La sinrazón del capital

El intento de golpe de Estado protagonizado por Yevgeny Prigozhin en la segunda potencia nuclear del planeta es la cabeza de la hidra de un peligroso proceso que desde inicios de siglo viene avanzando en las principales potencias del mundo: la privatización del ejercicio de la violencia.

Seguramente la filosofía política no se encuentra entre los intereses cotidianos de Yevgeny Prigozhin. Con sus acciones, sin embargo, planteó una de las preguntas mas profundas que puede abordar la filosofía política en nuestro tiempo: ¿qué peligros entraña la privatización de parte del ejercicio de la fuerza? Desde que los Estados existen, siempre hubo desafíos a su monopolio de la violencia, esencialmente de dos tipos: iniciativas individuales (como puede ser cualquier crimen) o colectivas, destinadas a cambiar un ordenamiento político percibido como injusto por una parte de la población que ve obturada su posibilidad de alterar ese orden por medios pacíficos.

La existencia y utilización de fuerzas mercenarias puede rastrearse hasta épocas tan tempranas como la Antigüedad. Pero es recién desde los primeros años de este siglo, con la invasión de Irak liderada por los Estados Unidos, que las empresas militares privadas multiplicaron su volumen y su cantidad (y, con ello, su poder) de forma sustancial. Hasta ahora se trataba mayoritariamente de empresas estadounidenses y, en menor medida, británicas. Con la guerra en Ucrania, sin embargo, apareció en el tablado una nueva comparsa: el grupo Wagner y su propietario, el esperpéntico oligarca ruso Prigozhin.

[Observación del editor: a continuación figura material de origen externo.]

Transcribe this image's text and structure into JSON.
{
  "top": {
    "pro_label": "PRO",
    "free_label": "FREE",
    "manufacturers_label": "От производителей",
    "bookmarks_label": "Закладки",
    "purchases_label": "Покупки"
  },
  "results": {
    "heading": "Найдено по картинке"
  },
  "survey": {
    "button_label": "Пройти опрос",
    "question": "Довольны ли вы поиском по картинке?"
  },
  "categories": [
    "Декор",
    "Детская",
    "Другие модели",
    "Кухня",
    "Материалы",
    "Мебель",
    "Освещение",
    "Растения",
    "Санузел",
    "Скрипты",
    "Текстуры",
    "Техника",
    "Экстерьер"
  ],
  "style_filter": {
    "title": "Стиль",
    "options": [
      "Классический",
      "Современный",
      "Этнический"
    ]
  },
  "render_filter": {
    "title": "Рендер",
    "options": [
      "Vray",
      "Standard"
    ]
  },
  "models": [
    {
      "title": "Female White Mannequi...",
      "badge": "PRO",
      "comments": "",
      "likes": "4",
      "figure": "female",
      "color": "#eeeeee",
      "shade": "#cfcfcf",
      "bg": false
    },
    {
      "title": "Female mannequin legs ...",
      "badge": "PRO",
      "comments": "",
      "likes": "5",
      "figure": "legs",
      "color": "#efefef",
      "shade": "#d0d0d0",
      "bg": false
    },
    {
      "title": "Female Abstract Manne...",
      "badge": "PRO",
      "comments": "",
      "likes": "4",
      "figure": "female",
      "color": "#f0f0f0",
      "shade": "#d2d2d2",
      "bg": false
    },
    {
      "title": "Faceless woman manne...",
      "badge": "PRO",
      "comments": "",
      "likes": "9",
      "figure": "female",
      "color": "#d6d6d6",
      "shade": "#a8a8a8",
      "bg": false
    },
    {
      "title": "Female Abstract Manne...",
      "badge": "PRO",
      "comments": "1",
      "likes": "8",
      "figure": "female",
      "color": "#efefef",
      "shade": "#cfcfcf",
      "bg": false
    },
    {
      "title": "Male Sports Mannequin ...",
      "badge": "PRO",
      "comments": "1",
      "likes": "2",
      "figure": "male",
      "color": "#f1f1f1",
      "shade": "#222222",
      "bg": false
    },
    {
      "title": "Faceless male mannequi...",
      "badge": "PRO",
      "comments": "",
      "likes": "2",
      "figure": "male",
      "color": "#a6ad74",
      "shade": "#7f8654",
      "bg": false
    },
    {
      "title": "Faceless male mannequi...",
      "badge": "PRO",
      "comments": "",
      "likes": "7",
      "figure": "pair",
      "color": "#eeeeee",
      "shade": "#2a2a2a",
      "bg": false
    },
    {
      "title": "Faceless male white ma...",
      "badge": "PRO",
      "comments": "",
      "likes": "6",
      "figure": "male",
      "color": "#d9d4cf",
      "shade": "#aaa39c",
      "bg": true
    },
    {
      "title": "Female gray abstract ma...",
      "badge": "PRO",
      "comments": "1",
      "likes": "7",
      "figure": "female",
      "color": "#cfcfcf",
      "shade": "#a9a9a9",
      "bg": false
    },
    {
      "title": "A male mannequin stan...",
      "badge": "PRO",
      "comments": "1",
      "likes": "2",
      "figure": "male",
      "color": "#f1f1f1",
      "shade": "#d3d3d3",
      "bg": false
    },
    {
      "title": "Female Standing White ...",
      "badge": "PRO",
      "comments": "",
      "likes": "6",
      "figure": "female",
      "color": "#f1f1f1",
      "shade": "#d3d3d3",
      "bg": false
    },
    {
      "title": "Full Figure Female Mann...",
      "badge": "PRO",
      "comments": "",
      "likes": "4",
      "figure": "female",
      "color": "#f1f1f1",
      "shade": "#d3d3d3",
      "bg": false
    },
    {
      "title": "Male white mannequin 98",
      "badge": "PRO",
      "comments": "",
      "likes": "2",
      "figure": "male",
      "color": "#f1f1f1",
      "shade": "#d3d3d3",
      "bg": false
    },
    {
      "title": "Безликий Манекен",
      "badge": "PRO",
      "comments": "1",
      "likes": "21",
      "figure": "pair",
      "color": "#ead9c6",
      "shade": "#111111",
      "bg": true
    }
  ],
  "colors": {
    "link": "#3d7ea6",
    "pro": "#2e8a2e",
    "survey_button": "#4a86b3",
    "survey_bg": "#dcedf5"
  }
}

La utilidad de las empresas militares para los Estados son muchas. La primera es la «negación plausible». Un Estado interesado en realizar una intervención en un territorio extranjero puede conseguir su objetivo mediante una empresa militar en lugar de utilizar sus fuerzas estatales, tornando más fácil eludir la responsabilidad por los abusos que se cometan; en un conflicto declarado —como Irak o Afganistán—, además, permite disminuir las estadísticas de bajas empleando extranjeros. Sea como sea, lo cierto es que los motivos que conducen a un Estado a utilizar estas empresas (o directamente a crearlas, ya que en la mayoría de los casos el Estado aparece vinculado a su origen) entran en tensión ya sea con la legalidad o con la eticidad. Nunca entrañan ningún bien.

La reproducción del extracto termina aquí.